Tras un mes de estado de sitio, Guatemala aplicará uno de prevención menos restrictivo
El estado de sitio que el gobierno de Guatemala implantó hace 30 días para frenar la violencia de las pandillas y que llega a su fin el lunes será reemplazado por uno de prevención, menos restrictivo y el cual no requiere el aval del Congreso.
En un mensaje dirigido el domingo por la noche al país, el presidente de Guatemala Bernardo Arévalo anunció que el estado de prevención que aplicará para mantener la seguridad —que solo puede establecerse por 15 días— empezará a funcionar a partir del martes.
Durante un estado de sitio, el gobierno restringe derechos constitucionales y puede detener a las personas sin orden de un juez, mientras que en uno de prevención esta acción ya no se contempla. Además, puede ser renovado sin controles legislativos.
A principio de año, tras varios motines, los pandilleros del Barrio 18 asesinaron a 10 policías en una mañana en represalia por la disolución de esas revueltas.
Según Arévalo, la "estrategia" del estado de sitio que fue avalado por el Congreso dio resultados contundentes, entre ellos cortar los sistemas de comunicación y la coordinación entre pandilleros dentro de las cárceles.
El presidente dijo que en este tiempo se detuvo a 83 pandilleros de “alta peligrosidad”, se redujeron las extorsiones un 33% y disminuyó a la mitad el número de homicidios en comparación con el mismo período del año pasado, sin presentar datos al respecto.
Uno de los logros más importantes, dijo el presidente, es que se pudo finalizar un censo con la cantidad de reos que están en prisión, con sus respectivas identidades.
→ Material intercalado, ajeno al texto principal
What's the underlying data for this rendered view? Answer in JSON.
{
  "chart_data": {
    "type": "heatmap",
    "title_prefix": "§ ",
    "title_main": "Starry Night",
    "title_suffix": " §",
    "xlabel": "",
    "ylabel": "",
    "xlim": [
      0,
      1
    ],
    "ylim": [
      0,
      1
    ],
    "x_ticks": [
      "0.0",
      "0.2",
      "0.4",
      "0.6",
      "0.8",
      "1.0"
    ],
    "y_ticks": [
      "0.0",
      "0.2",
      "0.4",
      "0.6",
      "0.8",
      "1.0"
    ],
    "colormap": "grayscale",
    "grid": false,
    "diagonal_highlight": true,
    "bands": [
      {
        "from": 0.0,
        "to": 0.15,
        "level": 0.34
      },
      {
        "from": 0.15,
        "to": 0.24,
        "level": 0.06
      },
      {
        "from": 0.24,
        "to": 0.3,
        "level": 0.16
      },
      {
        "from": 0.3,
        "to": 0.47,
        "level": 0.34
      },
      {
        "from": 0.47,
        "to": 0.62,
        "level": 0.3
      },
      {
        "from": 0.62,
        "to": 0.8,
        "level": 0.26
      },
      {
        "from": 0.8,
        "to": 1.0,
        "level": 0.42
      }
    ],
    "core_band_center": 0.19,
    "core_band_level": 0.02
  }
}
En una entrevista en enero pasado con el ministro de Gobernación Marco Villeda, este explicó que en Guatemala hay 25 centros penitenciarios con capacidad para albergar a 6.000 reos, pero estos recintos están copados con 23.700 internos.
El presidente indicó además que durante ese tiempo se incautaron 5 toneladas de cocaína (el decomiso más grande de la historia) y se concretó la extradición de 7 personas para ser juzgadas en EEUU por delitos relacionados con drogas.
Las pandillas: la raíz del problema
A principios de 2025 Estados Unidos declaró a la Mara Salvatrucha como organización terrorista e hizo lo propio con el Barrio 18 en septiembre del mismo año. Ambas pandillas tienen presencia en varios países de Centroamérica.
En julio del año pasado, 10 de los líderes de Barrio 18 y la Mara Salvatrucha fueron trasladados a una cárcel de máxima seguridad bajo aislamiento, sin privilegios y vigilados las 24 horas del día luego de la matanza de siete personas en un funeral.
En respuesta, los reos provocaron motines y en octubre 20 presos se escaparon de una prisión, de los cuales ocho han sido recapturados. La fuga provocó el cambio de la cúpula de seguridad y la solicitud de Arévalo al Congreso para cambiar leyes y endurecer las penas a los pandilleros, lo que este último aprobó el mismo mes.
El 17 de enero un conjunto de reos volvieron a tomar, en forma orquestada, tres prisiones y retuvieron a más de 40 guardias como rehenes. Las autoridades se negaron a negociar con los pandilleros, que buscaban beneficios y ser trasladados a otras prisiones, y la fuerza pública retomó el control de las cárceles y liberó a los rehenes.
En respuesta, por lo menos cinco ataques orquestados con armas de fuego dejaron 10 policías muertos y ocho heridos, el ataque más sangriento a la fuerza de seguridad pública desde su creación en 1997.
El presidente ha responsabilizado a actores políticos de estar detrás de los ataques de pandilleros con el fin de afectar a su gobierno.